Open Source Wishlist: Community Infrastructure for OSS Sustainability
Despite countless calls for open source sustainability, there's still no clear pathway for maintainers to express needs and receive help.
In my personal time, I've built a working proposal for how this problem might be solved using a community-based approach. It's called Open Source Wishlist and is essentially infrastructure for open source sustainability contribution .
- A centralized definition of categories of 'sustainability contribution', grounded in existing knowledge and best practices for each (metrics, resources, best practices).
- A standardized, discoverable way for maintainers to request help using shared terminology.
- A standardized way for helpers to discover, fund, contribute and unleash resources with community-defined rubrics to track impact.
- A mechanism to engage (and pay) the countless community members and open source practitioners with skills, time and ambition to resolve sustainability risks.
- A way to drive AI alignment around open source sustainability based on what we already know to be true, important and inclusive.
In the coming days I will be reaching out to maintainers, and practitioners to create profiles (including those I have spoken with so far). I will be at FOSDEM and the State of Open to chat in person.
Note: As mentioned, created this on my personal time (after layoffs), so please direct feedback kindly and through issues and PRs if possible. There will be bugs. I also welcome sponsorship as is the theme. Thank you!
Below is a quick demo if you don't want to click around yourself.

Other notes
- Playbooks are all, open for contribution and live in their own repository.
- GitHub is the primary authentication for the moment, and only because its easiest as a first step (to get repos etc), however plans do include adding other authentication methods including GitLab.

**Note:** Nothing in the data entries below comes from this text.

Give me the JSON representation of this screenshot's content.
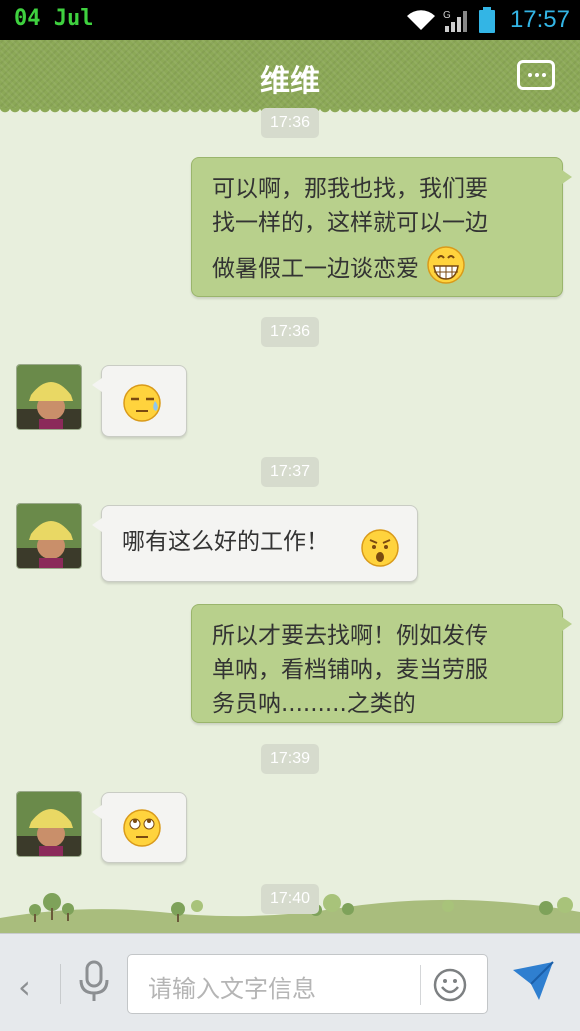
{
  "status_bar": {
    "date": "04  Jul",
    "time": "17:57"
  },
  "header": {
    "title": "维维"
  },
  "colors": {
    "header_green": "#8ca957",
    "my_bubble": "#b8d08c",
    "other_bubble": "#f4f4f2",
    "send_blue": "#2f7fd0"
  },
  "messages": [
    {
      "timestamp": "17:36"
    },
    {
      "sender": "me",
      "lines": [
        "可以啊，那我也找，我们要",
        "找一样的，这样就可以一边",
        "做暑假工一边谈恋爱"
      ],
      "emoji": "grin-emoji"
    },
    {
      "timestamp": "17:36"
    },
    {
      "sender": "other",
      "emoji": "sweat-emoji"
    },
    {
      "timestamp": "17:37"
    },
    {
      "sender": "other",
      "lines": [
        "哪有这么好的工作！"
      ],
      "emoji": "surprised-emoji"
    },
    {
      "sender": "me",
      "lines": [
        "所以才要去找啊！例如发传",
        "单呐，看档铺呐，麦当劳服",
        "务员呐.........之类的"
      ]
    },
    {
      "timestamp": "17:39"
    },
    {
      "sender": "other",
      "emoji": "rolling-eyes-emoji"
    },
    {
      "timestamp": "17:40"
    }
  ],
  "input_bar": {
    "placeholder": "请输入文字信息"
  }
}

- The GitHub Action to discover wishlist's in your dependencies will likely be available closer to January once we have more wishes, and Ecosyste.ms has time to add this to their datasets. For now, if you want, you can use this JSON feed of public and approved wishlists.
- The sustainability contribution model does focus on paying practitioners for their time (although they can accept pro bono), more unpaid labour will not solve the unpaid labour problem. The focus is on set-rates, to avoid upwork-style under-bidding. Those set-rates will evolve as we learn.